Mere seconds after Shanker had passed the window for the second time, Strike heard the distant sound of a police siren.
“Here they come, Donnie,” he said.
It was then that Donald Laing spoke in his true voice to Strike, for the first and last time.
“Your mother,” he said, in a deep Borders accent, “was a fucking whore.”
Strike laughed.
“Maybe so,” he said, bleeding and smoking in the darkness as the sirens grew louder, “but she loved me, Donnie. I heard yours didn’t give a shit about you, little policeman’s bastard that you were.”
Laing began to thrash around, trying fruitlessly to free himself, but he merely spun on his side, arms still pinned behind his back.
62
A redcap, a redcap, before the kiss…
Blue Öyster Cult, “Before the Kiss”
Strike did not meet Carver that night. He suspected the man would have shot off his own kneecaps rather than face Strike now. A pair of CID officers he had never met interrogated him in a side room in Accident and Emergency, between the various medical procedures his injuries warranted.
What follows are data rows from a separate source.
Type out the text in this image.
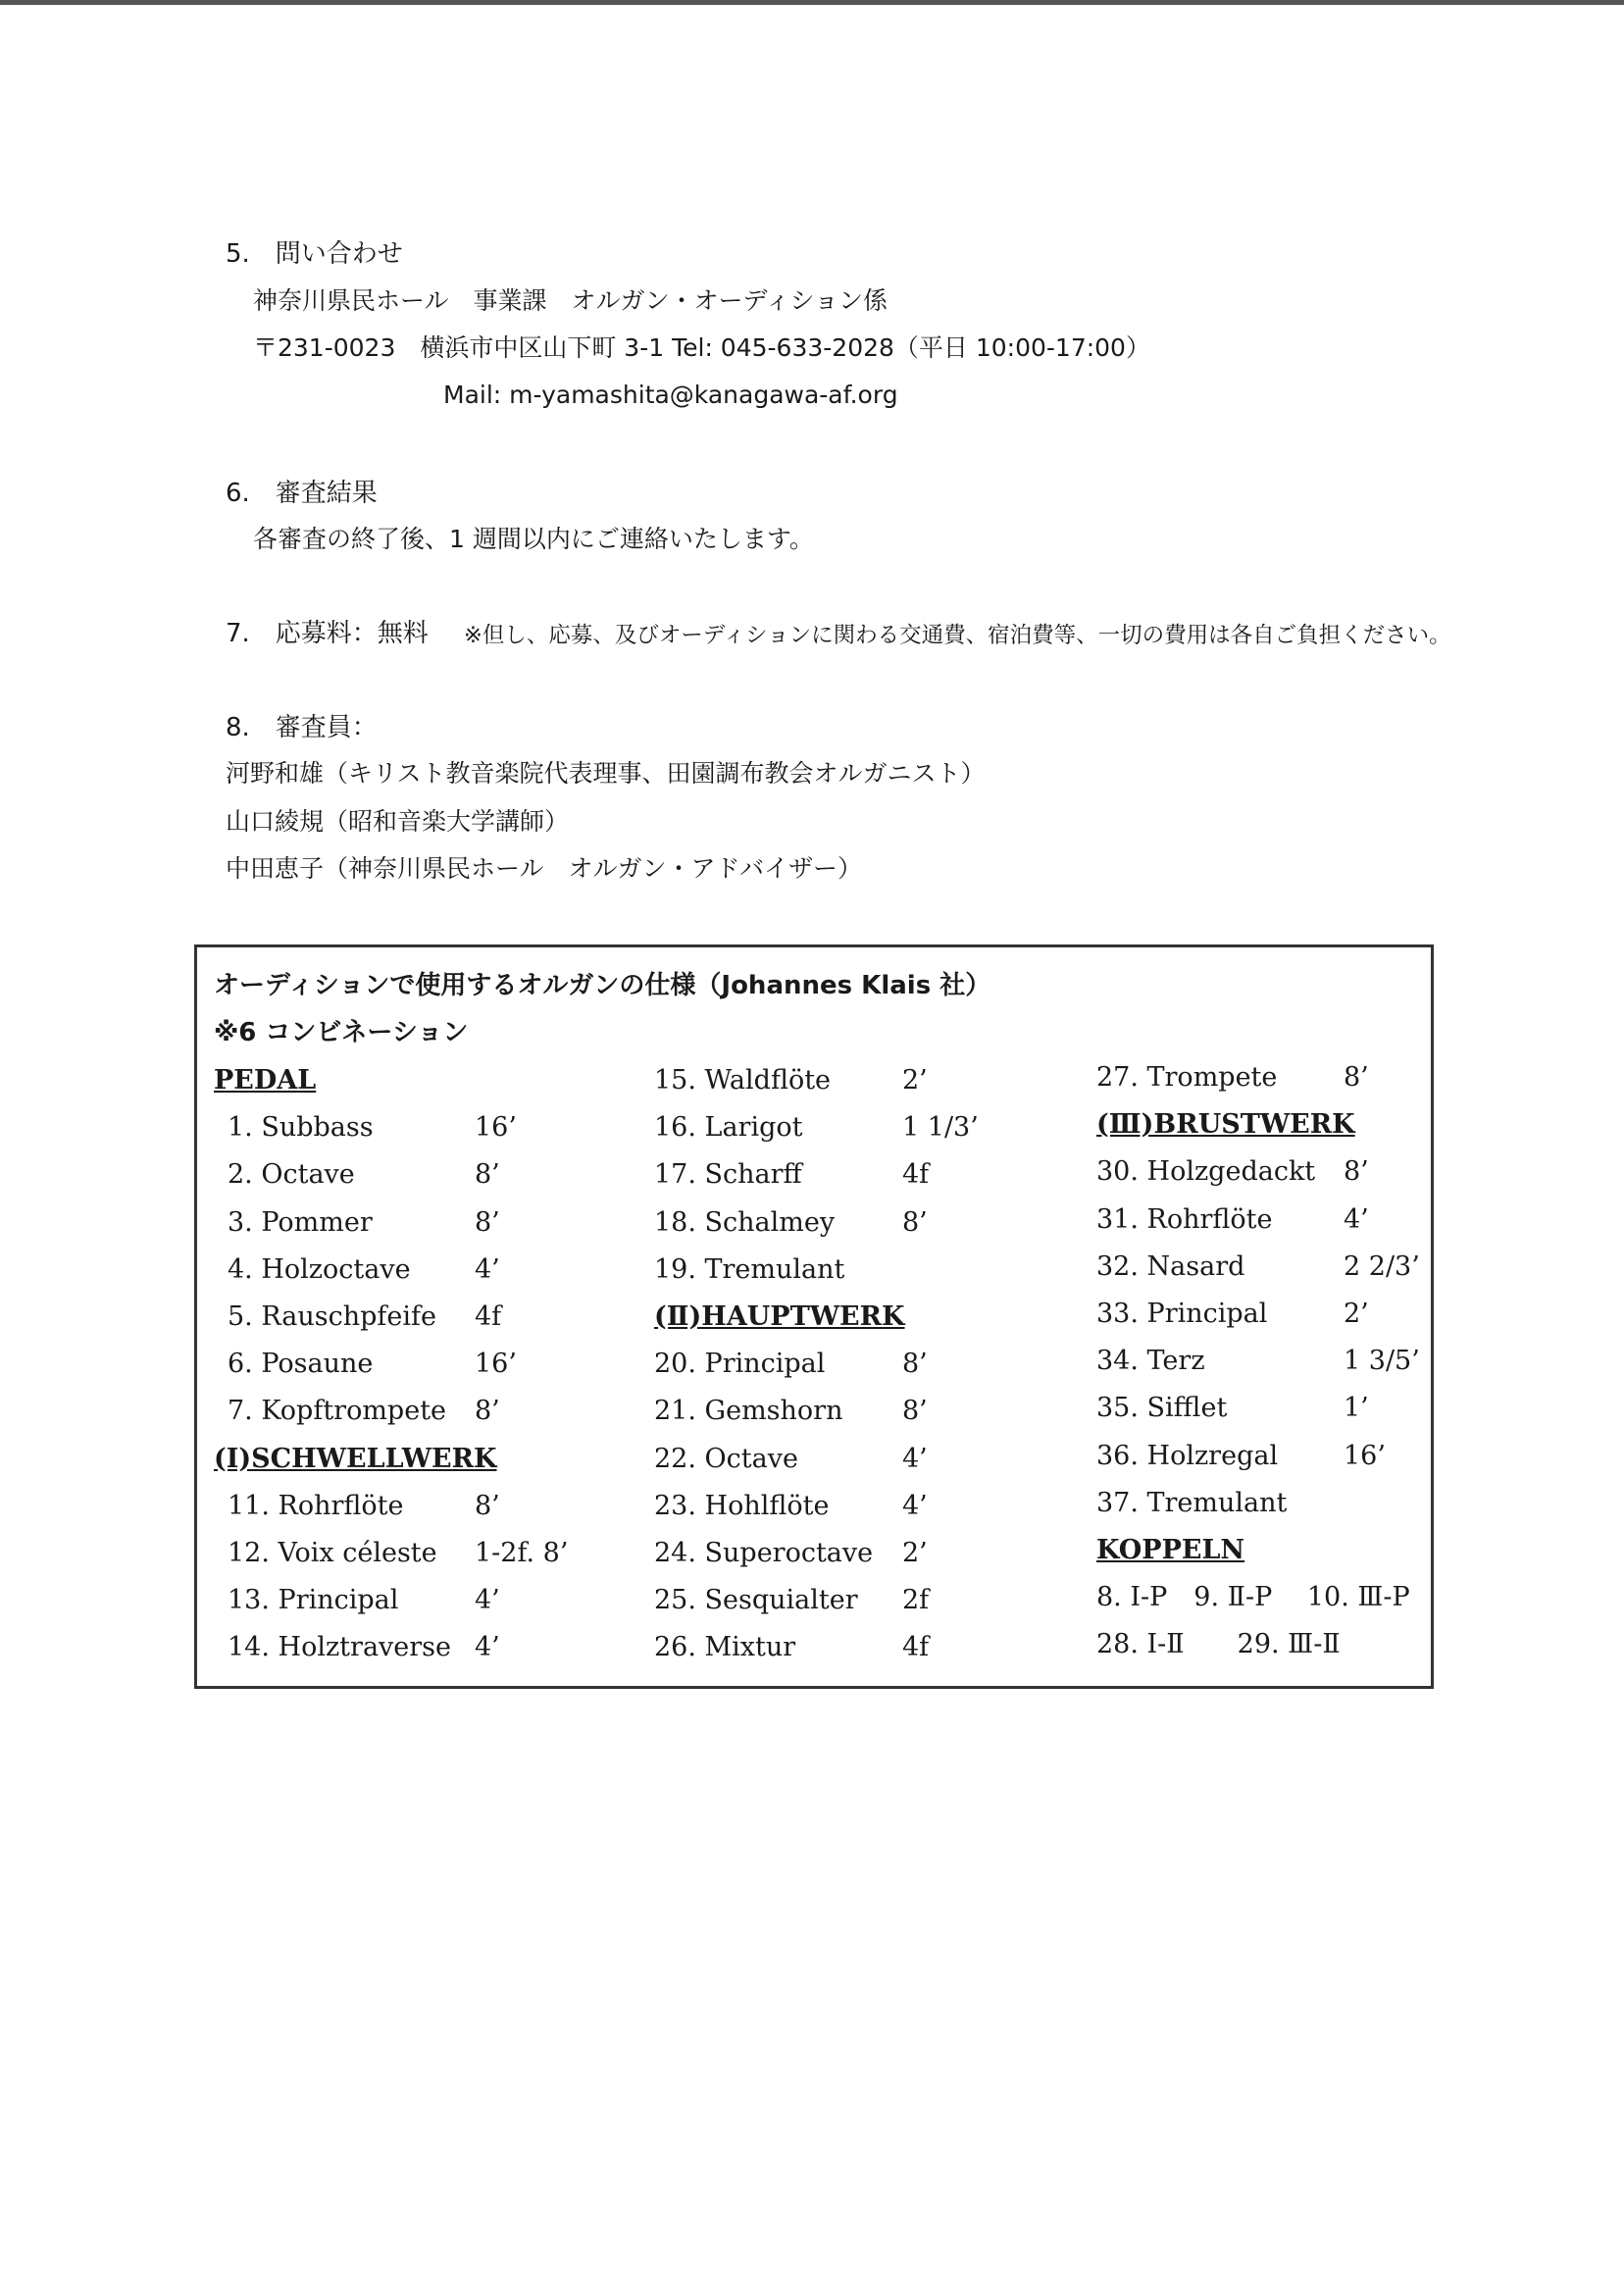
5.　問い合わせ
神奈川県民ホール　事業課　オルガン・オーディション係
〒231-0023　横浜市中区山下町 3-1 Tel: 045-633-2028（平日 10:00-17:00）
Mail: m-yamashita@kanagawa-af.org
6.　審査結果
各審査の終了後、1 週間以内にご連絡いたします。
7.　応募料：無料 ※但し、応募、及びオーディションに関わる交通費、宿泊費等、一切の費用は各自ご負担ください。
8.　審査員：
河野和雄（キリスト教音楽院代表理事、田園調布教会オルガニスト）
山口綾規（昭和音楽大学講師）
中田恵子（神奈川県民ホール　オルガン・アドバイザー）
オーディションで使用するオルガンの仕様（Johannes Klais 社）
※6 コンビネーション
PEDAL
1. Subbass	16’
2. Octave	8’
3. Pommer	8’
4. Holzoctave 4’
5. Rauschpfeife 4f
6. Posaune	16’
7. Kopftrompete 8’
(Ⅰ)SCHWELLWERK
11. Rohrflöte	8’
12. Voix céleste 1-2f. 8’
13. Principal	4’
14. Holztraverse 4’
15. Waldflöte	2’
16. Larigot	1 1/3’
17. Scharff	4f
18. Schalmey	8’
19. Tremulant
(Ⅱ)HAUPTWERK
20. Principal	8’
21. Gemshorn 8’
22. Octave	4’
23. Hohlflöte	4’
24. Superoctave 2’
25. Sesquialter 2f
26. Mixtur	4f
27. Trompete	8’
(Ⅲ)BRUSTWERK
30. Holzgedackt 8’
31. Rohrflöte	4’
32. Nasard	2 2/3’
33. Principal	2’
34. Terz	1 3/5’
35. Sifflet	1’
36. Holzregal 16’
37. Tremulant
KOPPELN
8. Ⅰ-P 9. Ⅱ-P  10. Ⅲ-P
28. Ⅰ-Ⅱ  29. Ⅲ-Ⅱ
His ear had been stitched back together, his slashed palm bandaged, a dressing had been applied to his back, which the falling machete had nicked, and for the third time in his life his nose had been painfully manipulated back into approximate symmetry. At convenient intervals, Strike had given the police a lucid exposition of the line of reasoning that had led him to Laing. He was careful to tell them that he had phoned that information through to a subordinate of Carver’s two weeks previously and had also tried to tell Carver directly the last time they had spoken.